Paper parade continues

A trader said that Catalyst Paper Corp.'s bonds moved up, with the Richmond, B.C.-based paper manufacturer's 11% senior secured notes due 2016 up 1 point on the day to around 97½ bid, 98½ offered.

He saw its 7 3/8% notes due 2014 trading between 78 and 80, with "not much trades there."

Catalyst, he said, "has moved up steadily over the last couple of days."

He meantime saw Catalyst sector peer NewPage Corp.'s 11 3/8% senior secured notes due 2014 around the same 951/2-96 bid range where the Miamisburg, Ohio-based coated-paper manufacturer's bonds had already been, labeling them unchanged on the day.

OPTI Canada active

A trader said that OPTI Canada's bonds remained pretty much within their recent ranges seeing the Calgary, Alta.-based oil-sands energy company's 7 7/8% senior secured notes due 2014 staying around a 711/2-72½ range, on "some trades today, but not much."

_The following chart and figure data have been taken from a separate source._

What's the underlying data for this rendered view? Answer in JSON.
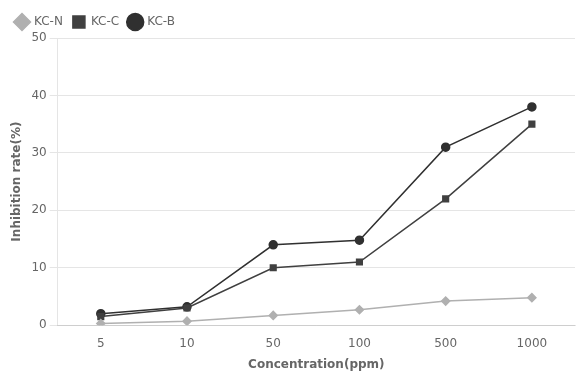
{
  "chart_data": {
    "type": "line",
    "categories": [
      "5",
      "10",
      "50",
      "100",
      "500",
      "1000"
    ],
    "series": [
      {
        "name": "KC-N",
        "color": "#b0b0b0",
        "marker": "diamond",
        "line_style": "solid",
        "values": [
          0.3,
          0.7,
          1.7,
          2.7,
          4.2,
          4.8
        ]
      },
      {
        "name": "KC-C",
        "color": "#404040",
        "marker": "square",
        "line_style": "solid",
        "values": [
          1.5,
          3.0,
          10.0,
          11.0,
          22.0,
          35.0
        ]
      },
      {
        "name": "KC-B",
        "color": "#303030",
        "marker": "circle",
        "line_style": "solid",
        "values": [
          2.0,
          3.2,
          14.0,
          14.8,
          31.0,
          38.0
        ]
      }
    ],
    "x_label": "Concentration(ppm)",
    "y_label": "Inhibition rate(%)",
    "ylim": [
      0,
      50
    ],
    "yticks": [
      0,
      10,
      20,
      30,
      40,
      50
    ],
    "grid": true,
    "legend": "upper left"
  }
}
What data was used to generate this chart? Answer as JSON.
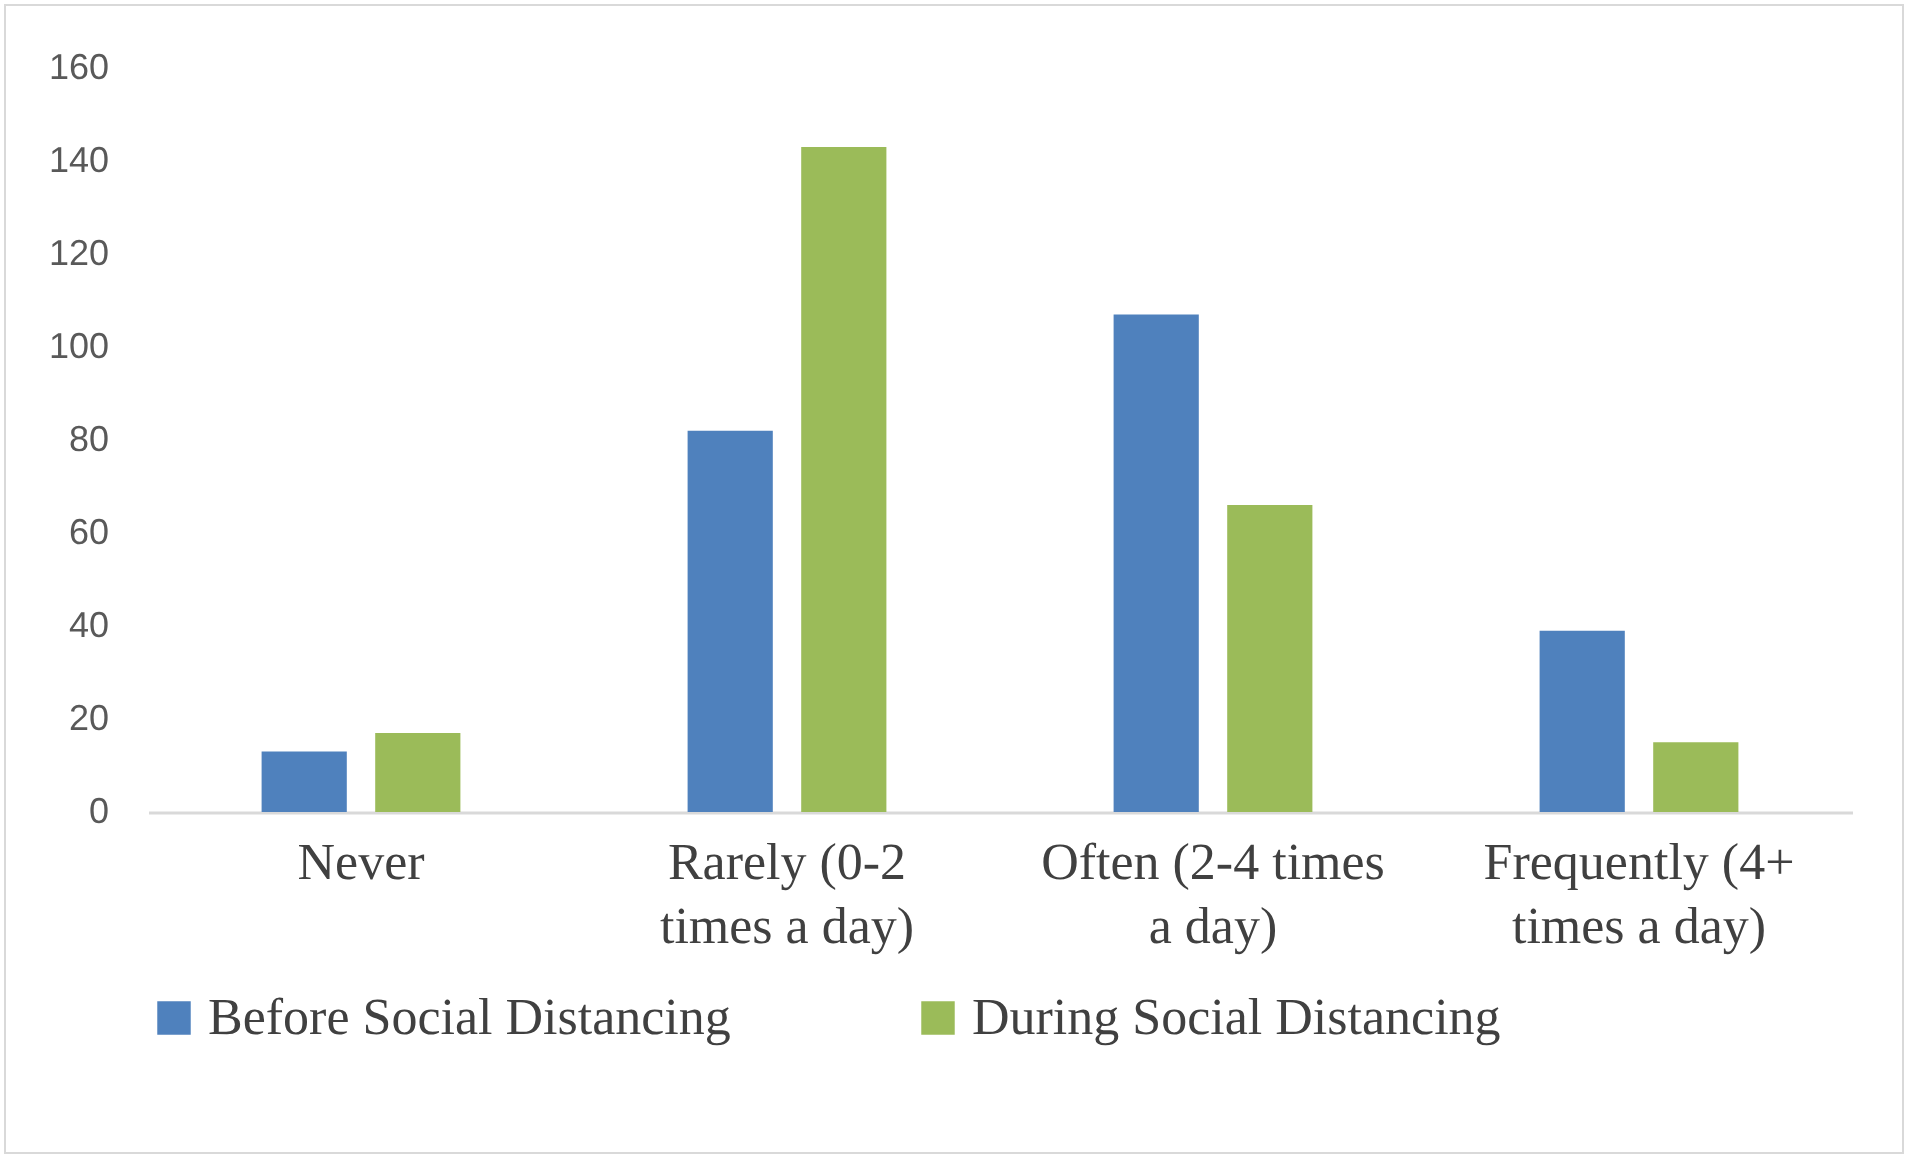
{
  "chart_data": {
    "type": "bar",
    "categories": [
      "Never",
      "Rarely (0-2 times a day)",
      "Often (2-4 times a day)",
      "Frequently (4+ times a day)"
    ],
    "series": [
      {
        "name": "Before Social Distancing",
        "color": "#4f81bd",
        "values": [
          13,
          82,
          107,
          39
        ]
      },
      {
        "name": "During Social Distancing",
        "color": "#9bbb59",
        "values": [
          17,
          143,
          66,
          15
        ]
      }
    ],
    "ylim": [
      0,
      160
    ],
    "yticks": [
      0,
      20,
      40,
      60,
      80,
      100,
      120,
      140,
      160
    ],
    "grid": false,
    "legend": "bottom"
  }
}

He also saw the company's 8¼% notes due 2014 saw "a lot more activity," ending at 72¼ bid, 72¾ offered, which he called unchanged to down ½ point.

At another desk, a market source said the latter bonds were ending at 72 13/16 bid, which he called a loss of 11/16 on the session.

However, another market source, while quoting the bonds ending at 72½ bid, called that up nearly a point on a strictly round-lot basis. He noted that large-block activity in the credit was brisk, with over $27 million having changed hands by the end of the day, putting the OPTI issue onto the high yield most-actives list.

A&P mostly inactive

A trader said that he "didn't see much of" Great Atlantic & Pacific Tea Co.'s bonds during Wednesday's session.

He said that its 5 1/8% convertible notes slated to come due on June 15 and its 6¾% converts due 2012 were just "hanging around" 33 bid, 35 offered, levels which he called unchanged. Despite their convertible status, those two issues trade at low levels typical of plain old senior unsecured junk bonds because the underlying stock of the bankrupt Montrose, N.J.-based supermarket operator is considered all but worthless in a restructuring scenario.

He meantime saw the company's 11 3/8% senior secured notes due 2015 at 92 bid, 94 offered, "pretty much where I'd had them" previously. He said there was "not much" activity in either the 11 3/8s or the converts on Wednesday.